In practice, brands implementing QR codes on packaging must consider:
- Barcode size and placement within packaging layouts
- Print quality and contrast levels required for scanning
- Coexistence with legacy UPC codes during the transition period
- Packaging material and finishing effects that impact readability
- Inspection systems verifying code quality on production lines
This is where the creative and operational worlds intersect.
Packaging concepts must perform under real production conditions, which is why the collaboration between agencies, packaging engineers, and automation providers becomes critical. The best implementations will combine strong creative thinking with disciplined packaging execution.
Why This Matters to Agencies Now
GS1 Sunrise adoption is well underway. Retailers, brands, and technology providers are actively preparing and activating the transition. In fact, Tesco has become the first major UK supermarket to stop using UPC barcodes.
What’s missing is agency leadership to define the consumer experience layer. When brands begin deploying 2D barcodes at scale, several strategic questions will appear:
- What digital experience should launch after a scan?
- Localization: the experience can change by region or campaign. What is the strategy?
- Can packaging extend loyalty, rewards and authentication programs?
- How will scanned interactions feed marketing data platforms?
These questions squarely fall in an agency’s line-of-duty.
Agencies who understand GS1 Sunrise 2027 early will shape brand strategy. Agencies that ignore this change may find those decisions moving to other partners.
A New Collaboration Between Design and Production
The shift toward connected packaging is more than a technology change. It is a workflow change.
Packaging design, manufacturing systems, digital platforms, and marketing teams are beginning to operate in the same ecosystem. This environment requires collaboration across disciplines that historically worked in isolation.
Creative teams bring storytelling and brand experience thinking. Packaging engineers ensure designs function under production realities. Automation systems ensure codes are applied, verified, and serialized at scale.
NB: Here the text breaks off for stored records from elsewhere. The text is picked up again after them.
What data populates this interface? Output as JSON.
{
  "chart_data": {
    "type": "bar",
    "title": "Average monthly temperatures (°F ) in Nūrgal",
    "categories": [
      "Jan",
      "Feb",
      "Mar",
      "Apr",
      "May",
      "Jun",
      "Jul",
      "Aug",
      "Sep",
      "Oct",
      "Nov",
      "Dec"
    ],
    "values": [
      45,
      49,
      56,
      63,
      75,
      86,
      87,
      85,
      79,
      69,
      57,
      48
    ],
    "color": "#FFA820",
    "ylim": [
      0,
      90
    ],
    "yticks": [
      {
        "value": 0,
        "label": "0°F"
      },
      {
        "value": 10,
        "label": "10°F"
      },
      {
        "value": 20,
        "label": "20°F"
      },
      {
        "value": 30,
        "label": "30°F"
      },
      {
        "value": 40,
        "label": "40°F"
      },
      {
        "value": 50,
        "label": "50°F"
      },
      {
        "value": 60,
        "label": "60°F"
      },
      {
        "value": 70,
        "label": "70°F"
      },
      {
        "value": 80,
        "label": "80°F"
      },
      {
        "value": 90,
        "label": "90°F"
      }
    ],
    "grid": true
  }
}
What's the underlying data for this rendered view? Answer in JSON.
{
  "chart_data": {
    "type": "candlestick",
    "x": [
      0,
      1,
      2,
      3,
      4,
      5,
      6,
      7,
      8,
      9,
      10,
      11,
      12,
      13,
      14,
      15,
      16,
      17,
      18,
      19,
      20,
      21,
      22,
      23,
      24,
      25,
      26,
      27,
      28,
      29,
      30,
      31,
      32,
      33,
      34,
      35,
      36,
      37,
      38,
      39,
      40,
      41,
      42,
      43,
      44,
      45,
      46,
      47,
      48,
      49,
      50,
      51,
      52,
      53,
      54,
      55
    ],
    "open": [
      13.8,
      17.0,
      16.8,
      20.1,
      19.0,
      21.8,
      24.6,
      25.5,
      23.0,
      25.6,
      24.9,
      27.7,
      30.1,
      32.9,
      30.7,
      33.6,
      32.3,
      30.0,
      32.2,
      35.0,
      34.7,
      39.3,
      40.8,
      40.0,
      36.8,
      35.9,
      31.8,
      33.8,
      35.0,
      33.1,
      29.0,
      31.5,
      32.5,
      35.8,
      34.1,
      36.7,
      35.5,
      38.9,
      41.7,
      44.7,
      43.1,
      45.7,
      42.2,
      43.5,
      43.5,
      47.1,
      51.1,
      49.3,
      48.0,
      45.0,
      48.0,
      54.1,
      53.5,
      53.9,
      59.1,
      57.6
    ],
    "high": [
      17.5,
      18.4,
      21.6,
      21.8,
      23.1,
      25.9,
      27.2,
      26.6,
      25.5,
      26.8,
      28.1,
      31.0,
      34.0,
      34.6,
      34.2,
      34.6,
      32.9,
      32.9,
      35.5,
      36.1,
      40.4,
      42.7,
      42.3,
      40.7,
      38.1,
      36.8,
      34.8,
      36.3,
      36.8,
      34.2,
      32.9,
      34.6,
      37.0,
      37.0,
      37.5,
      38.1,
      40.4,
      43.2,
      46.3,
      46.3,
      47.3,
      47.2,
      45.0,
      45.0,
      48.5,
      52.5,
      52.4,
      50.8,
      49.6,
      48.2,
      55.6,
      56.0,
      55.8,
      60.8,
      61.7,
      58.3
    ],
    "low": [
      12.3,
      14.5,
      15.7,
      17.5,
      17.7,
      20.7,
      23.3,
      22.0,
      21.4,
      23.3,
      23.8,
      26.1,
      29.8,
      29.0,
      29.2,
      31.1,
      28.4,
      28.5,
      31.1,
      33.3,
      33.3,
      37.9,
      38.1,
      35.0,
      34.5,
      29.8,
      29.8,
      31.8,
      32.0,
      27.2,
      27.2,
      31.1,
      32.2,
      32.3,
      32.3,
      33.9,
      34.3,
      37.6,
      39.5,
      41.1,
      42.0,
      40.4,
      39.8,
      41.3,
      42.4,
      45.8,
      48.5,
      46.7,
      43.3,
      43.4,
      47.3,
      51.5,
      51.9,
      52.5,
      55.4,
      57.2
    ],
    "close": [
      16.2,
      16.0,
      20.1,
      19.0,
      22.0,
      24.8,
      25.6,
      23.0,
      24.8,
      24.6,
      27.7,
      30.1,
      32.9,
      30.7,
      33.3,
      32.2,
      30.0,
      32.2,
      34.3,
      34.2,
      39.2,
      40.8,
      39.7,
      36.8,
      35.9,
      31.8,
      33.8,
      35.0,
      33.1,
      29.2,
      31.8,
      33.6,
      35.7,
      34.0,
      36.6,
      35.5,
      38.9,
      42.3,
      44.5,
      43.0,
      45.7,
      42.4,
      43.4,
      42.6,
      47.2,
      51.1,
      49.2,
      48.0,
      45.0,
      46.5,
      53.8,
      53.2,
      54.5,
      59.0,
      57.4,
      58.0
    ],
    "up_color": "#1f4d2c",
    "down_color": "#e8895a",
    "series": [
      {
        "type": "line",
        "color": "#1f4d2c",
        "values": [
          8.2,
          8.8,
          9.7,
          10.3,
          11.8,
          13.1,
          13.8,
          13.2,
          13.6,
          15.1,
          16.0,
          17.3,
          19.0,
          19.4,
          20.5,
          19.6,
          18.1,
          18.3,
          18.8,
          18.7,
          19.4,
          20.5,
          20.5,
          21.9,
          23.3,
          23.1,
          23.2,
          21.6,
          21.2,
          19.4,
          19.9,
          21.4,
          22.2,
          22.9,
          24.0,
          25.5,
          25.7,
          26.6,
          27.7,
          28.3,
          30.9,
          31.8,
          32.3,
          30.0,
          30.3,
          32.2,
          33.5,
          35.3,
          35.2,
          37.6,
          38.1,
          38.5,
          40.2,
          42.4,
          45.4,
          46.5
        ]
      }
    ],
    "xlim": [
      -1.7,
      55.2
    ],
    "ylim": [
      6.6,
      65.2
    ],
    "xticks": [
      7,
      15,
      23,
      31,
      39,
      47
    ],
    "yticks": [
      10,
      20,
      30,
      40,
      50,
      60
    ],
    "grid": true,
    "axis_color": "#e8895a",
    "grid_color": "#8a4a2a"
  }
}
Together, they create packaging that works in both physical and digital environments. For agencies willing to engage with this new structure, the opportunity is significant.
The Package Is Becoming the First Digital Touchpoint
For decades, packaging has served as the final expression of a brand message before purchase.
With 2D barcodes and QR codes on packaging, there’s a new first touchpoint in a broader digital relationship.
A scan can lead consumers into loyalty ecosystems, authentication services, immersive storytelling, or personalized product journeys. That interaction can also produce valuable data that informs marketing strategy and future campaigns.
For agencies, this represents a new design frontier. The package is no longer just a container. It is becoming a digital interface for the brand itself. Those who understand how to design this interface will shape the next era of packaging.